Sentinel Midstream Holdings LLC, which is backed by Cresta Fund Management, is set to develop its own deepwater crude oil export facility near Freeport, Texas, that would be capable of fully loading VLCCs, the largest commonly used class of freighter in the oil trade. Investment firm Carlyle Group LP and the Port of Corpus Christi are teaming up on a proposed export terminal with a similar capacity. The Port of Corpus Christi has been working on a project with the U.S. Army Corps of Engineers to widen and deepen the Corpus Christi channel to enable the partial loading of VLCCs by 2021, but Congress has not fully funded the venture's federal share, and the project exceeds the scope that an industry-only effort could achieve.
For now, the Louisiana Offshore Oil Port owned by MPLX LP subsidiary Marathon Pipe Line LLC, Shell Oil Co. and Valero Terminaling and Distribution Co. is the only facility in the U.S. that can handle fully loaded VLCCs. Caryle announced in January that it invested an undisclosed amount in Crimson Midstream Holdings LLC, which is developing the Swordfish crude pipeline with MPLX to connect terminal facilities in St. James, La., and Raceland, La., to the Louisiana Offshore Oil Port terminal facility in Clovelly, La.
Blackstone's Foley is also eyeing demand for Permian hydrocarbons further downstream as U.S. companies build more ethane crackers, which turn the NGL ethane into ethylene, a crucial component of plastics and other petrochemicals, after the ethane has been separated from other NGLs through fractionation. "I'm more interested frankly in some petrochemical ... things you can do with [NGLs]," he said.

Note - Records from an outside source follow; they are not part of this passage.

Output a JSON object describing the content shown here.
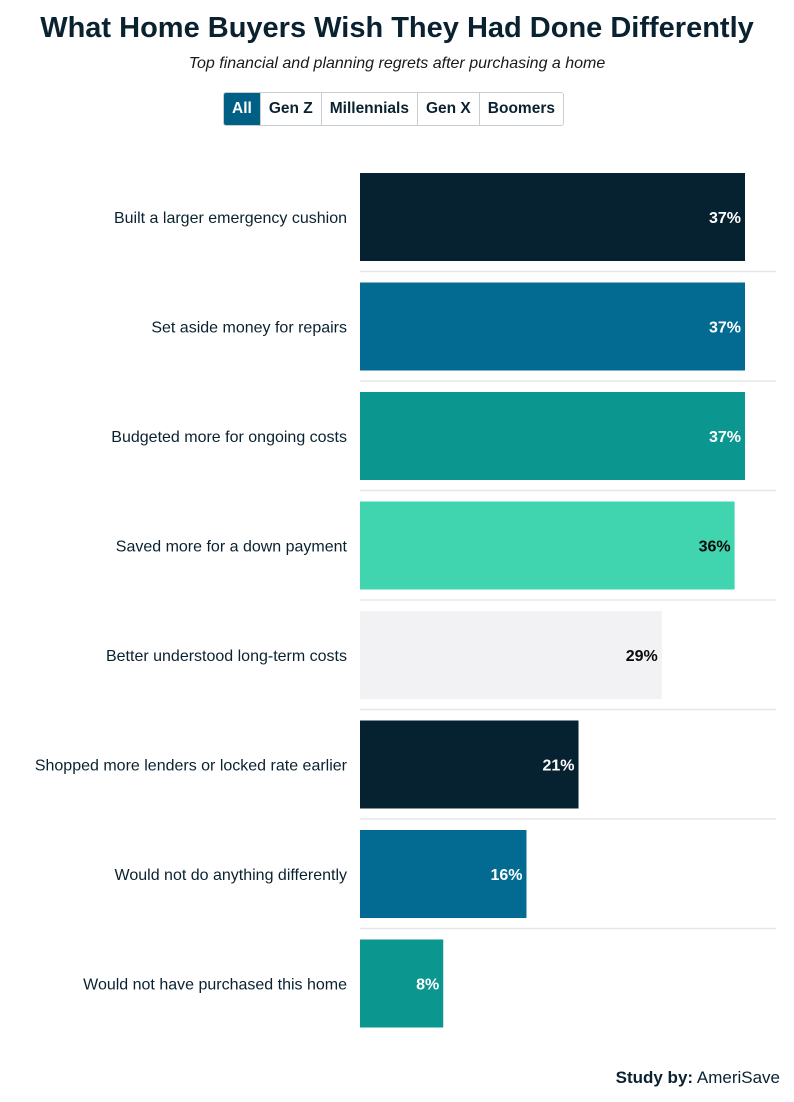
{
  "header": {
    "title": "What Home Buyers Wish They Had Done Differently",
    "subtitle": "Top financial and planning regrets after purchasing a home"
  },
  "tabs": [
    {
      "label": "All",
      "active": true
    },
    {
      "label": "Gen Z",
      "active": false
    },
    {
      "label": "Millennials",
      "active": false
    },
    {
      "label": "Gen X",
      "active": false
    },
    {
      "label": "Boomers",
      "active": false
    }
  ],
  "chart_data": {
    "type": "bar",
    "orientation": "horizontal",
    "title": "What Home Buyers Wish They Had Done Differently",
    "xlabel": "",
    "ylabel": "",
    "xlim": [
      0,
      37
    ],
    "grid": false,
    "categories": [
      "Built a larger emergency cushion",
      "Set aside money for repairs",
      "Budgeted more for ongoing costs",
      "Saved more for a down payment",
      "Better understood long-term costs",
      "Shopped more lenders or locked rate earlier",
      "Would not do anything differently",
      "Would not have purchased this home"
    ],
    "values": [
      37,
      37,
      37,
      36,
      29,
      21,
      16,
      8
    ],
    "value_labels": [
      "37%",
      "37%",
      "37%",
      "36%",
      "29%",
      "21%",
      "16%",
      "8%"
    ],
    "bar_colors": [
      "#06212f",
      "#036a92",
      "#0b968f",
      "#40d5af",
      "#f2f1f3",
      "#06212f",
      "#036a92",
      "#0b968f"
    ],
    "label_colors": [
      "#ffffff",
      "#ffffff",
      "#ffffff",
      "#0a0a0a",
      "#0a0a0a",
      "#ffffff",
      "#ffffff",
      "#ffffff"
    ]
  },
  "footer": {
    "study_by_label": "Study by:",
    "source": "AmeriSave"
  }
}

Private equity is still snapping up some more traditional midstream assets outside the booming Permian. EnCap Flatrock portfolio company Nuevo Midstream Dos LLC agreed on March 20 to acquire Republic Midstream LLC, which owns a crude gathering, storage and intermediate transportation system in the Eagle Ford Shale, from an affiliate of ArcLight Capital Partners LLC, and Targa Resources Corp. agreed in February to divest a 45% stake in the entity holdings its Williston Basin assets in North Dakota to affiliates of Blackstone's Tactical Opportunities Fund.
"I think the Permian is probably a bit overheated right now. I don't think you'll see us invest in the Permian without hedging that bet to a more contrarian view," Carlyle managing director Ferris Hussein said.